Les États-Unis ont annoncé lundi des sanctions contre l’armée rwandaise pour son soutien aux forces du groupe antigouvernemental M23 dans l’est de la République démocratique du Congo (RDC) en proie aux violences, malgré un accord de paix signé en décembre sous l’égide de Donald Trump.
« Aujourd’hui, les États-Unis sanctionnent les Forces de défense rwandaises et quatre officiers supérieurs des FDR pour leur soutien opérationnel direct au Mouvement du 23 mars (M23) et à ses affiliés dans l’est de la République démocratique du Congo (RDC) », a indiqué le département d’État dans un communiqué.
Parmi les officiers visés figure le chef d’état major de l’armée Vincent Nyakarundi.
En décembre, le président Donald Trump a réuni les dirigeants du Rwanda et de la RDC pour signer un accord de paix, prédisant un « grand miracle » — mais quelques jours plus tard, le département d’État a relevé que le M23 avait pris la ville stratégique d’Uvira, dans la province orientale du Sud-Kivu, en RDC.
L’initiative du M23 avait alors suscité l’ire de Washington.
« Le M23, entité sanctionnée par les États-Unis et l’ONU, est responsable d’atroces violations des droits humains, notamment des exécutions sommaires et des actes de violence contre des civils, y compris des femmes et des enfants », a déclaré le porte-parole du département d’État, Tommy Pigott.
« Le soutien continu des FDR et de ses hauts responsables a permis au M23 de s’emparer du territoire souverain de la RDC et de poursuivre ces graves violations », a poursuivi le département d’État.
-Retrait rwandais attendu-
« Comme le président Trump l’a clairement indiqué, les États-Unis sont prêts à utiliser tous les moyens à leur disposition pour s’assurer que la RDC et le Rwanda tiennent les promesses de cet accord historique », ajoute encore le communiqué.

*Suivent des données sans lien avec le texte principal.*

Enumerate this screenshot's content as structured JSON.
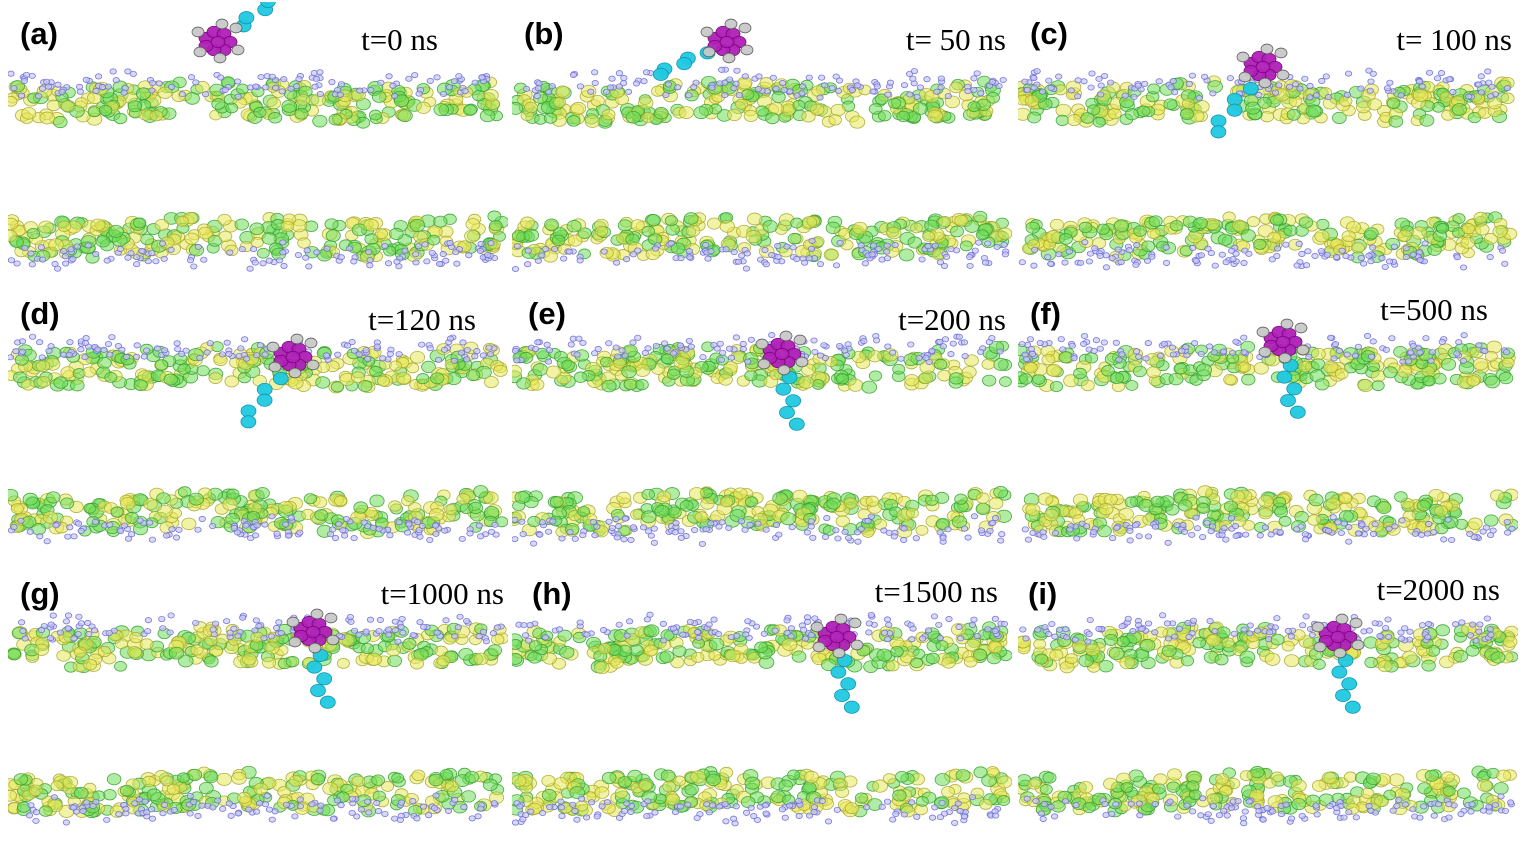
{
  "figure": {
    "panels": [
      {
        "label": "(a)",
        "time": "t=0 ns"
      },
      {
        "label": "(b)",
        "time": "t= 50 ns"
      },
      {
        "label": "(c)",
        "time": "t= 100 ns"
      },
      {
        "label": "(d)",
        "time": "t=120 ns"
      },
      {
        "label": "(e)",
        "time": "t=200 ns"
      },
      {
        "label": "(f)",
        "time": "t=500 ns"
      },
      {
        "label": "(g)",
        "time": "t=1000 ns"
      },
      {
        "label": "(h)",
        "time": "t=1500 ns"
      },
      {
        "label": "(i)",
        "time": "t=2000 ns"
      }
    ]
  },
  "colors": {
    "lipid_green": "#6fdc5a",
    "lipid_yellow": "#e8e85a",
    "lipid_blue": "#6a6ad8",
    "molecule_magenta": "#b020b8",
    "molecule_gray": "#8a8a8a",
    "molecule_cyan": "#20c8e0"
  }
}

Peu après cette annonce, le Rwanda a déclaré que les sanctions américaines « visaient injustement une seule partie » et a insisté, dans un communiqué publié lundi soir, sur le fait qu’une telle mesure « ne reflète pas la réalité et déforme les faits du conflit ».
Il a également accusé la RDC de « violations manifestes des accords de cessez-le-feu ».
M. Trump s’était auparavant montré favorable à l’idée de travailler avec le président rwandais Paul Kagame, un dirigeant de longue date qui s’est également dit disposé à accueillir des migrants expulsés des États-Unis, objectif politique majeur pour le président américain.
L’accord de paix conclu en décembre avait été salué par M. Trump comme un moyen de sécuriser des minerais stratégiques provenant de la RDC.
Il prévoit une contrepartie économique promettant à l’industrie de pointe américaine un approvisionnement en minerais stratégiques de RDC qui, autrement, pourraient être acheminés vers la Chine.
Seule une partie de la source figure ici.